[PATCH 09/24] sched: Prepare generic code for delayed dequeue
From: Peter Zijlstra
Date: Sat Jul 27 2024 - 07:03:51 EST
While most of the delayed dequeue code can be done inside the
sched_class itself, there is one location where we do not have an
appropriate hook, namely ttwu_runnable().
Add an ENQUEUE_DELAYED call to the on_rq path to deal with waking
delayed dequeue tasks.
Signed-off-by: Peter Zijlstra (Intel) <peterz@xxxxxxxxxxxxx>
---
include/linux/sched.h | 1 +
kernel/sched/core.c | 17 ++++++++++++++++-
kernel/sched/sched.h | 2 ++
3 files changed, 19 insertions(+), 1 deletion(-)

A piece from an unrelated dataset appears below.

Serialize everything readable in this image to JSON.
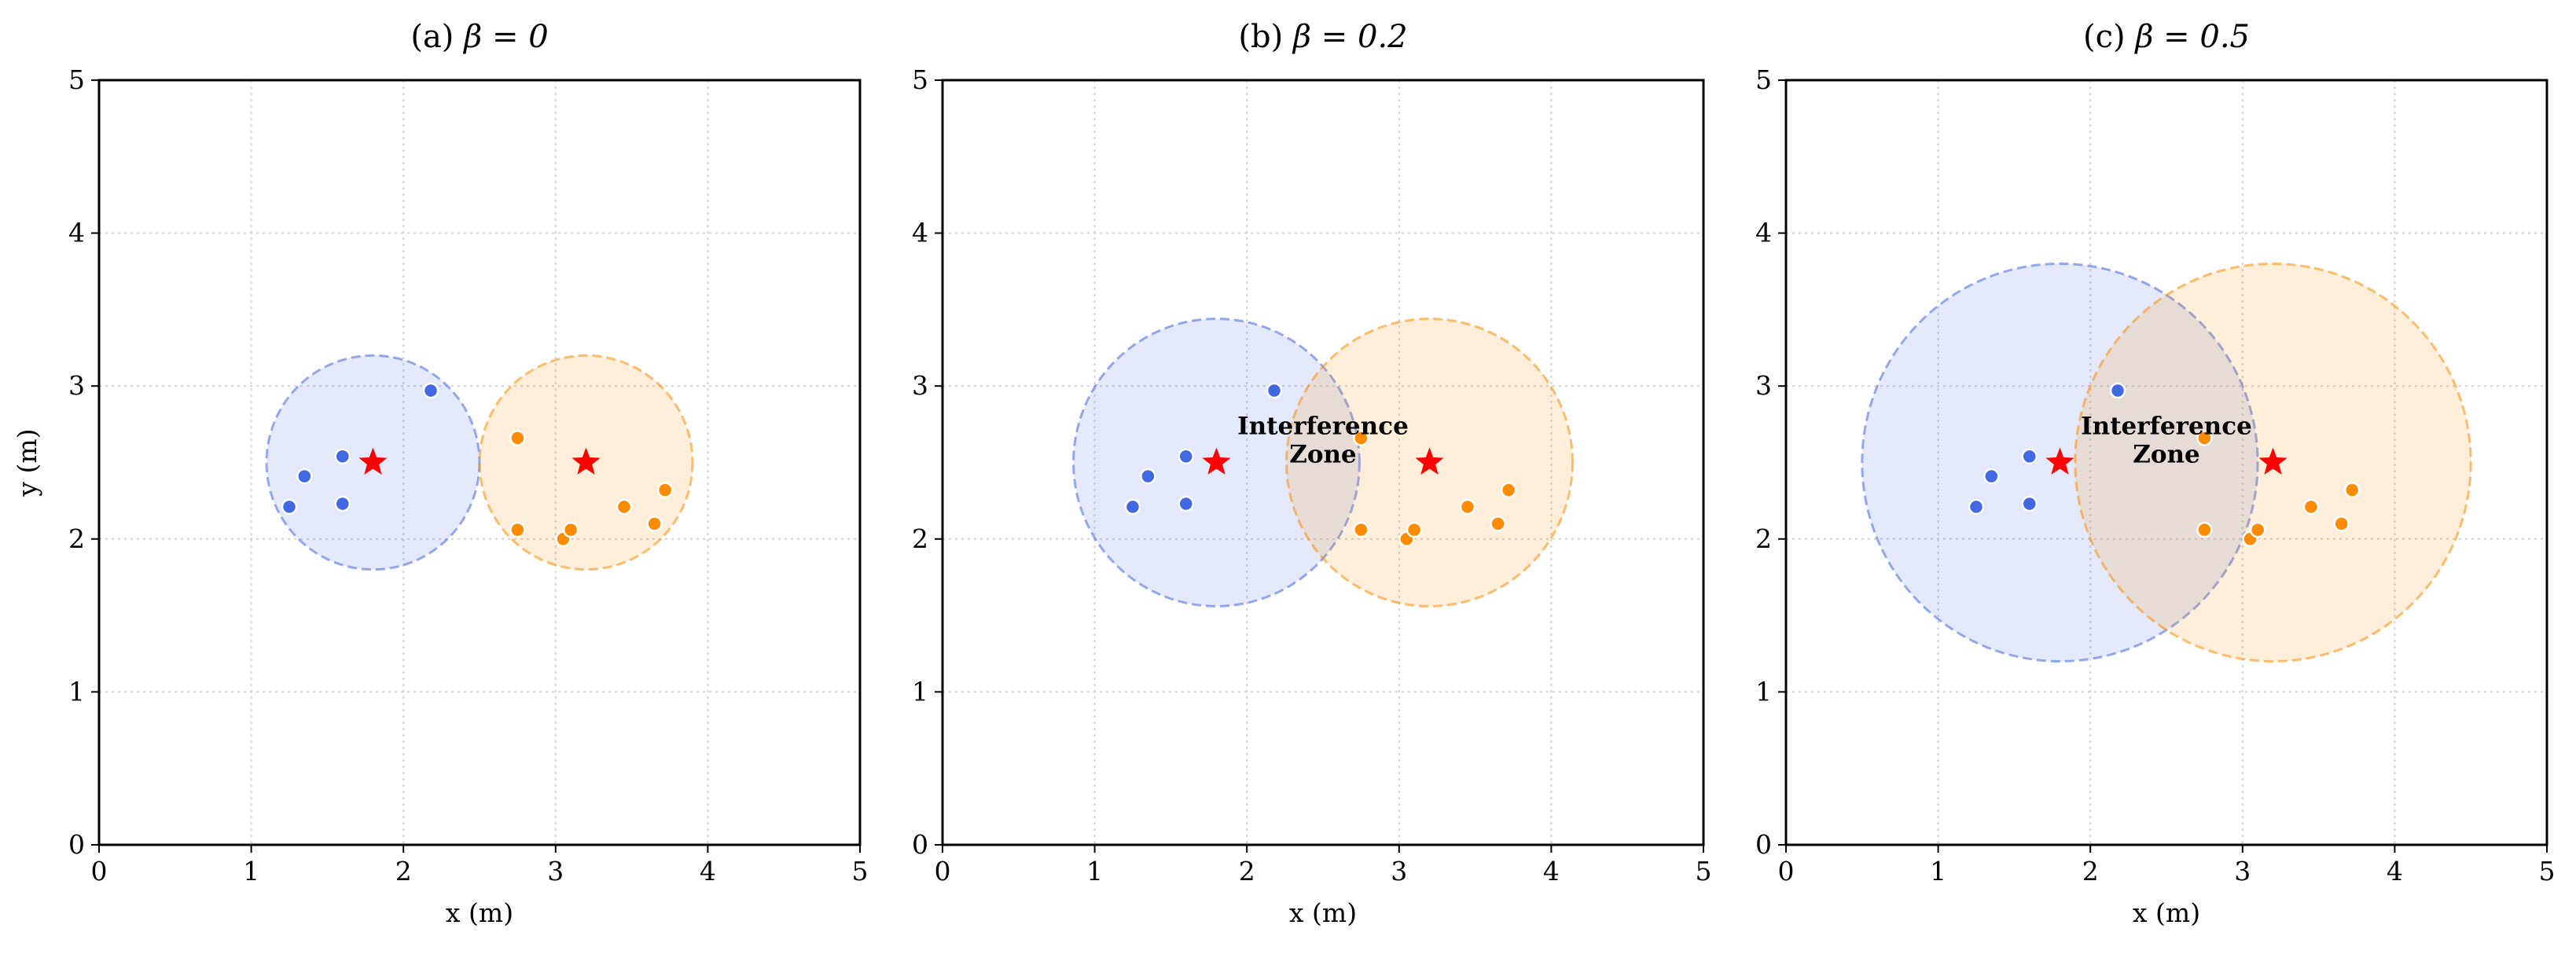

--- a/include/linux/sched.h
+++ b/include/linux/sched.h
@@ -542,6 +542,7 @@ struct sched_entity {
struct list_head group_node;
unsigned int on_rq;
+ unsigned int sched_delayed;
u64 exec_start;
u64 sum_exec_runtime;
--- a/kernel/sched/core.c
+++ b/kernel/sched/core.c
@@ -2036,6 +2036,8 @@ void activate_task(struct rq *rq, struct
void deactivate_task(struct rq *rq, struct task_struct *p, int flags)
{
+ SCHED_WARN_ON(flags & DEQUEUE_SLEEP);
+
WRITE_ONCE(p->on_rq, TASK_ON_RQ_MIGRATING);
ASSERT_EXCLUSIVE_WRITER(p->on_rq);
@@ -3677,12 +3679,14 @@ static int ttwu_runnable(struct task_str
rq = __task_rq_lock(p, &rf);
if (task_on_rq_queued(p)) {
+ update_rq_clock(rq);
+ if (p->se.sched_delayed)
+ enqueue_task(rq, p, ENQUEUE_NOCLOCK | ENQUEUE_DELAYED);
if (!task_on_cpu(rq, p)) {
/*
* When on_rq && !on_cpu the task is preempted, see if
* it should preempt the task that is current now.
*/
- update_rq_clock(rq);
wakeup_preempt(rq, p, wake_flags);
}
ttwu_do_wakeup(p);
@@ -4062,11 +4069,16 @@ int try_to_wake_up(struct task_struct *p
* case the whole 'p->on_rq && ttwu_runnable()' case below
* without taking any locks.
*
+ * Specifically, given current runs ttwu() we must be before
+ * schedule()'s block_task(), as such this must not observe
+ * sched_delayed.
+ *
* In particular:
* - we rely on Program-Order guarantees for all the ordering,
* - we're serialized against set_special_state() by virtue of
* it disabling IRQs (this allows not taking ->pi_lock).
*/
+ SCHED_WARN_ON(p->se.sched_delayed);
if (!ttwu_state_match(p, state, &success))
goto out;
@@ -4358,6 +4370,9 @@ static void __sched_fork(unsigned long c
p->se.slice = sysctl_sched_base_slice;
INIT_LIST_HEAD(&p->se.group_node);
+ /* A delayed task cannot be in clone(). */
+ SCHED_WARN_ON(p->se.sched_delayed);
+
#ifdef CONFIG_FAIR_GROUP_SCHED
p->se.cfs_rq = NULL;
#endif
--- a/kernel/sched/sched.h
+++ b/kernel/sched/sched.h
@@ -2258,6 +2258,7 @@ extern const u32 sched_prio_to_wmult[40
#define DEQUEUE_MOVE 0x04 /* Matches ENQUEUE_MOVE */
#define DEQUEUE_NOCLOCK 0x08 /* Matches ENQUEUE_NOCLOCK */
#define DEQUEUE_MIGRATING 0x100 /* Matches ENQUEUE_MIGRATING */
+#define DEQUEUE_DELAYED 0x200 /* Matches ENQUEUE_DELAYED */
#define ENQUEUE_WAKEUP 0x01
#define ENQUEUE_RESTORE 0x02
@@ -2273,6 +2274,7 @@ extern const u32 sched_prio_to_wmult[40
#endif
#define ENQUEUE_INITIAL 0x80
#define ENQUEUE_MIGRATING 0x100
+#define ENQUEUE_DELAYED 0x200
#define RETRY_TASK ((void *)-1UL)